252 ENGLEWOOD AVENUE
APT2
BUFFALO
NY 14214
sc267@buffalo.edu
Sonjoy Das

A stochastic multi-scale based approach is presented in this work to detect signatures of micro-anomalies from macro-level response variables. In this work, we particularly consider polycrystalline materials, e.g., Aluminium. Thus, by micro-anomalies, we refer to micro-cracks of size $10$ -$100$   $\mu\mathrm{m}$ , while macro-level response variables imply, e.g., strains, strain energy density of macro-level structures of typical size often varying at the order of $10$ -$100$  m (e.g., an aircraft wing). For different material and systems (e.g., sand and geo-mechanical systems), the sizes of micro- and macro- level scales may, of course, be significantly different. The micro-anomalies in the context of present work are not discernible by the naked eye. Nevertheless, they can cause catastrophic failures of structural systems due to fatigue cyclic loading that results in initiation of fatigue cracks. Analysis of such precursory state of internal damage evolution, before a macro-crack visibly appears (say, size of a few cms), is beyond the scope of conventional crack propagation analysis, e.g., fracture mechanics. The present work is proposed to address this specific concern, and is an extension of an earlier work by Das & Ghanem (2009,2011). In the earlier work, macro-level (continuum) constitutive properties (e.g., constitutive elasticity tensors) of heterogeneous materials were constructed within a probabilistic formalism based on random matrix theory, maximum entropy principle, and principles of minimum complementary energy and minimum potential energy. The effects of micro-cracks are now incorporated into the present formulation by extending the previous work.

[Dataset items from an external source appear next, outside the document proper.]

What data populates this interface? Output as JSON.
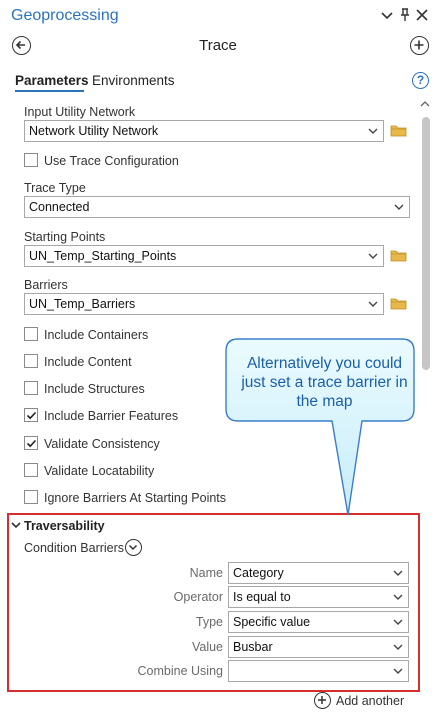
{
  "window": {
    "title": "Geoprocessing"
  },
  "header": {
    "title": "Trace"
  },
  "tabs": [
    {
      "label": "Parameters",
      "active": true
    },
    {
      "label": "Environments",
      "active": false
    }
  ],
  "params": {
    "input_network": {
      "label": "Input Utility Network",
      "value": "Network Utility Network"
    },
    "use_trace_config": {
      "label": "Use Trace Configuration",
      "checked": false
    },
    "trace_type": {
      "label": "Trace Type",
      "value": "Connected"
    },
    "starting_points": {
      "label": "Starting Points",
      "value": "UN_Temp_Starting_Points"
    },
    "barriers": {
      "label": "Barriers",
      "value": "UN_Temp_Barriers"
    },
    "checkboxes": [
      {
        "label": "Include Containers",
        "checked": false
      },
      {
        "label": "Include Content",
        "checked": false
      },
      {
        "label": "Include Structures",
        "checked": false
      },
      {
        "label": "Include Barrier Features",
        "checked": true
      },
      {
        "label": "Validate Consistency",
        "checked": true
      },
      {
        "label": "Validate Locatability",
        "checked": false
      },
      {
        "label": "Ignore Barriers At Starting Points",
        "checked": false
      }
    ]
  },
  "traversability": {
    "title": "Traversability",
    "condition_barriers_label": "Condition Barriers",
    "rows": [
      {
        "label": "Name",
        "value": "Category"
      },
      {
        "label": "Operator",
        "value": "Is equal to"
      },
      {
        "label": "Type",
        "value": "Specific value"
      },
      {
        "label": "Value",
        "value": "Busbar"
      },
      {
        "label": "Combine Using",
        "value": ""
      }
    ],
    "add_another_label": "Add another"
  },
  "callout": {
    "text": "Alternatively you could just set a trace barrier in the map"
  },
  "colors": {
    "accent": "#2b73ba",
    "highlight_border": "#d32f2f",
    "callout_fill": "#d9f3fb",
    "callout_text": "#1a5fa8"
  }
}
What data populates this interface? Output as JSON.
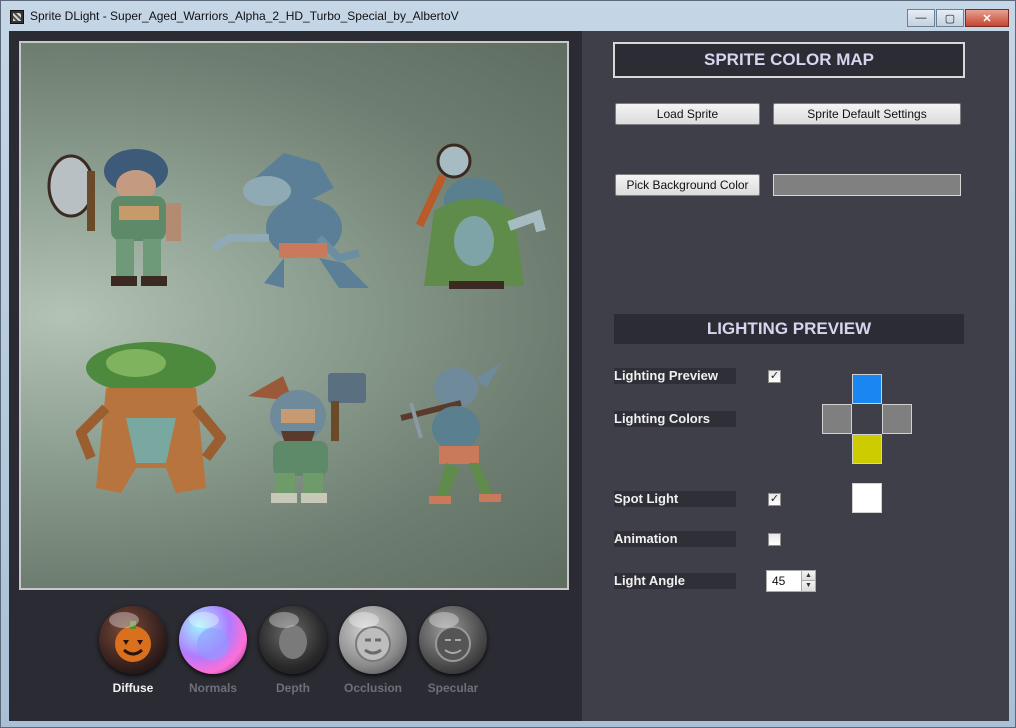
{
  "window": {
    "title": "Sprite DLight - Super_Aged_Warriors_Alpha_2_HD_Turbo_Special_by_AlbertoV",
    "controls": {
      "minimize": "—",
      "maximize": "▢",
      "close": "✕"
    }
  },
  "preview": {
    "sprites": [
      "orc-axe-warrior",
      "werewolf",
      "green-robed-mage",
      "treant",
      "dwarf-hammer-warrior",
      "goblin-crossbow"
    ]
  },
  "map_buttons": [
    {
      "label": "Diffuse",
      "active": true
    },
    {
      "label": "Normals",
      "active": false
    },
    {
      "label": "Depth",
      "active": false
    },
    {
      "label": "Occlusion",
      "active": false
    },
    {
      "label": "Specular",
      "active": false
    }
  ],
  "panel": {
    "color_map_title": "SPRITE COLOR MAP",
    "load_sprite": "Load Sprite",
    "default_settings": "Sprite Default Settings",
    "pick_bg": "Pick Background Color",
    "bg_color": "#808080",
    "lighting_title": "LIGHTING PREVIEW",
    "lighting_preview_label": "Lighting Preview",
    "lighting_preview_checked": true,
    "lighting_colors_label": "Lighting Colors",
    "lighting_colors": {
      "top": "#1a86f2",
      "left": "#7f7f7f",
      "right": "#7f7f7f",
      "bottom": "#cccc00"
    },
    "spot_light_label": "Spot Light",
    "spot_light_checked": true,
    "spot_light_color": "#ffffff",
    "animation_label": "Animation",
    "animation_checked": false,
    "light_angle_label": "Light Angle",
    "light_angle_value": "45"
  },
  "icons": {
    "check": "✓",
    "spin_up": "▲",
    "spin_down": "▼"
  }
}
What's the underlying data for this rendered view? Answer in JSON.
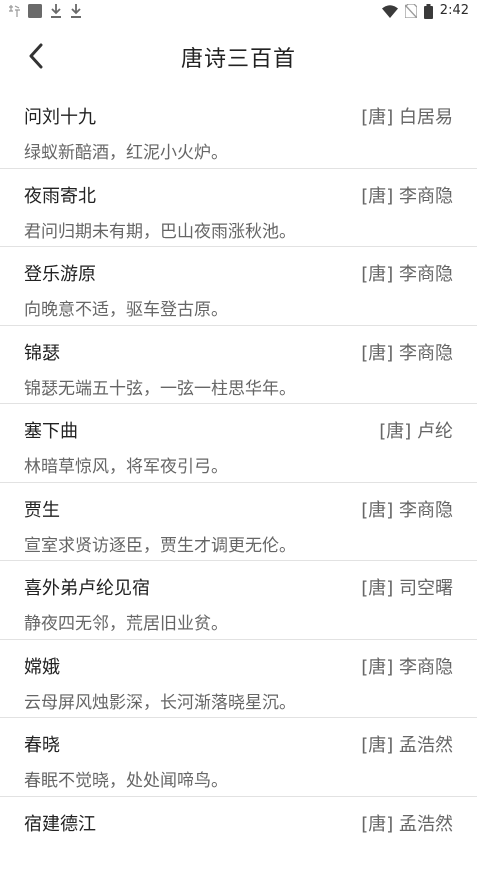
{
  "status_bar": {
    "time": "2:42",
    "left_icons": [
      "poem-app-notification-icon",
      "square-notification-icon",
      "download-icon",
      "download-icon"
    ],
    "right_icons": [
      "wifi-icon",
      "no-sim-icon",
      "battery-icon"
    ]
  },
  "header": {
    "title": "唐诗三百首",
    "back_icon": "chevron-left-icon"
  },
  "poems": [
    {
      "title": "问刘十九",
      "author": "[唐] 白居易",
      "line": "绿蚁新醅酒，红泥小火炉。"
    },
    {
      "title": "夜雨寄北",
      "author": "[唐] 李商隐",
      "line": "君问归期未有期，巴山夜雨涨秋池。"
    },
    {
      "title": "登乐游原",
      "author": "[唐] 李商隐",
      "line": "向晚意不适，驱车登古原。"
    },
    {
      "title": "锦瑟",
      "author": "[唐] 李商隐",
      "line": "锦瑟无端五十弦，一弦一柱思华年。"
    },
    {
      "title": "塞下曲",
      "author": "[唐] 卢纶",
      "line": "林暗草惊风，将军夜引弓。"
    },
    {
      "title": "贾生",
      "author": "[唐] 李商隐",
      "line": "宣室求贤访逐臣，贾生才调更无伦。"
    },
    {
      "title": "喜外弟卢纶见宿",
      "author": "[唐] 司空曙",
      "line": "静夜四无邻，荒居旧业贫。"
    },
    {
      "title": "嫦娥",
      "author": "[唐] 李商隐",
      "line": "云母屏风烛影深，长河渐落晓星沉。"
    },
    {
      "title": "春晓",
      "author": "[唐] 孟浩然",
      "line": "春眠不觉晓，处处闻啼鸟。"
    },
    {
      "title": "宿建德江",
      "author": "[唐] 孟浩然",
      "line": ""
    }
  ],
  "colors": {
    "title_text": "#222222",
    "secondary_text": "#666666",
    "divider": "#e2e2e2",
    "background": "#ffffff"
  }
}
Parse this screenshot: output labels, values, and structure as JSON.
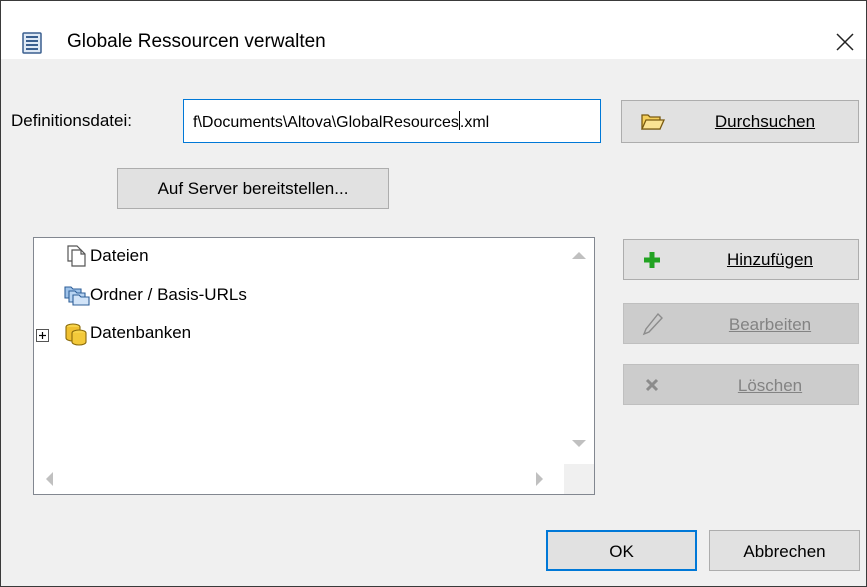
{
  "window": {
    "title": "Globale Ressourcen verwalten",
    "title_icon": "document-list-icon",
    "close_icon": "close-icon"
  },
  "definition": {
    "label": "Definitionsdatei:",
    "value": "f\\Documents\\Altova\\GlobalResources",
    "value_after_caret": ".xml"
  },
  "buttons": {
    "browse": "Durchsuchen",
    "deploy": "Auf Server bereitstellen...",
    "add": "Hinzufügen",
    "edit": "Bearbeiten",
    "delete": "Löschen",
    "ok": "OK",
    "cancel": "Abbrechen"
  },
  "tree": {
    "items": [
      {
        "label": "Dateien",
        "icon": "files-icon",
        "expandable": false
      },
      {
        "label": "Ordner / Basis-URLs",
        "icon": "folders-icon",
        "expandable": false
      },
      {
        "label": "Datenbanken",
        "icon": "database-icon",
        "expandable": true,
        "expander": "plus"
      }
    ]
  },
  "colors": {
    "dialog_bg": "#f0f0f0",
    "button_bg": "#e1e1e1",
    "disabled_button_bg": "#cccccc",
    "focus_border": "#0078d7",
    "ok_border": "#0078d7",
    "add_icon": "#22a322"
  }
}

Distinct differences are observed in the macro-level response characteristics depending on presence or absence of micro-cracks. Such stochastic information is used in the framework of optimization to detect the damaged region, consisting of microcracks, from experimentally obtained macroscale strain observations. Several schemes based on both heuristic and traditional optimization techniques are proposed and tested to detect damage due to microcracks depending on the availability of information. The proposed work is likely to be useful in health monitoring of structural systems in, but not limited to, aerospace, mechanical, and civil engineering applications.